Accueil ActualitéPlus de 5 700 détenus présumés d’EI transférés de Syrie vers l’Irak

Plus de 5 700 détenus présumés d’EI transférés de Syrie vers l’Irak

par Sara
Syrie, Irak, États-Unis

Les États-Unis ont annoncé avoir achevé le transfert de 5 704 détenus présumés de l’organisation État islamique (ISIL) depuis des prisons en Syrie vers des centres de détention en Irak, dans le cadre d’une opération destinée à renforcer la sécurité régionale. Cette opération, qualifiée de « mission de 23 jours », a débuté le 21 janvier et s’est conclue par un vol nocturne vers l’Irak le 12 février.

Chiffres et déroulement de l’opération

Le commandement central américain (CENTCOM) a indiqué que les forces américaines ont acheminé plus de 5 700 hommes adultes suspectés d’appartenir à l’EI depuis des établissements pénitentiaires situés en Syrie jusqu’à la garde irakienne.

Les autorités américaines avaient initialement évoqué l’intention de transférer environ 7 000 détenus, mais le bilan final communiqué par les autorités irakiennes fait état de 5 704 arrivées.

Répartition par nationalités

Le Centre national irakien de coopération judiciaire internationale (NCIJC) a précisé la composition des transferts :

  • Total : 5 704 détenus de 61 nationalités.
  • Syriens : 3 543.
  • Irakiens : 467.
  • Autres pays arabes : environ 710.
  • Étrangers (Europe, Asie, Australie, États-Unis, etc.) : plus de 980.

Motivations sécuritaires et contexte

Les autorités américaines ont justifié l’opération par la nécessité d’empêcher toute évasion massive pouvant menacer la stabilité régionale, après la reprise par les forces syriennes de larges territoires autrefois contrôlés par les forces dirigées par les Kurdes. Ces derniers détenaient depuis plusieurs années des milliers de suspects et des dizaines de milliers de proches dans des camps et prisons.

Le dossier des détenus liés à l’EI avait été laissé aux Forces démocratiques syriennes (SDF) après la défaite territoriale du groupe, mais les récents changements sur le terrain ont ravivé les craintes d’une détérioration de la sécurité.
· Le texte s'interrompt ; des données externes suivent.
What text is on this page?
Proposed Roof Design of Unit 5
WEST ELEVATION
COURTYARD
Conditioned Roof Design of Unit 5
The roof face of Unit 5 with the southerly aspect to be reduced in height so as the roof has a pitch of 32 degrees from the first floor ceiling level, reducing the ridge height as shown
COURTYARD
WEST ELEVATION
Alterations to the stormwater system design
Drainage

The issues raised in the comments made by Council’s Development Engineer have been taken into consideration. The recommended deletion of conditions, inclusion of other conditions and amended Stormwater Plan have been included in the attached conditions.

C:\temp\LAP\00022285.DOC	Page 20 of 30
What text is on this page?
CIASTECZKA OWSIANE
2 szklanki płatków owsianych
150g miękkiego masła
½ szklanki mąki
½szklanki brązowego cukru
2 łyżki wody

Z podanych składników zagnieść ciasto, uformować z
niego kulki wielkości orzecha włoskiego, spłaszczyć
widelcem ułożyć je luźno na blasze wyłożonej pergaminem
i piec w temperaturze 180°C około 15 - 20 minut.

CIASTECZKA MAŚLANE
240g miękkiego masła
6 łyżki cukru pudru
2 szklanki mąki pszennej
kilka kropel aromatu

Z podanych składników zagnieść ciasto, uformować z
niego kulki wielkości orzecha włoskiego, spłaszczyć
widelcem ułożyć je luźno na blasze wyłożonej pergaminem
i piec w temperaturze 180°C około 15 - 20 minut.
Gestion judiciaire et réactions

Selon le NCIJC, la justice irakienne entend interroger les personnes transférées avant d’engager des procédures judiciaires. Les autorités irakiennes ont par ailleurs appelé les pays concernés à rapatrier leurs ressortissants présents parmi les détenus, demande qui semble difficile à satisfaire à grande échelle.

Le chef du CENTCOM, l’amiral Brad Cooper, a salué la coordination avec Bagdad et a rendu hommage aux forces impliquées, soulignant que le transfert était essentiel pour la sécurité régionale et constituait « une mission extrêmement difficile » menée avec succès sur le terrain et dans les airs.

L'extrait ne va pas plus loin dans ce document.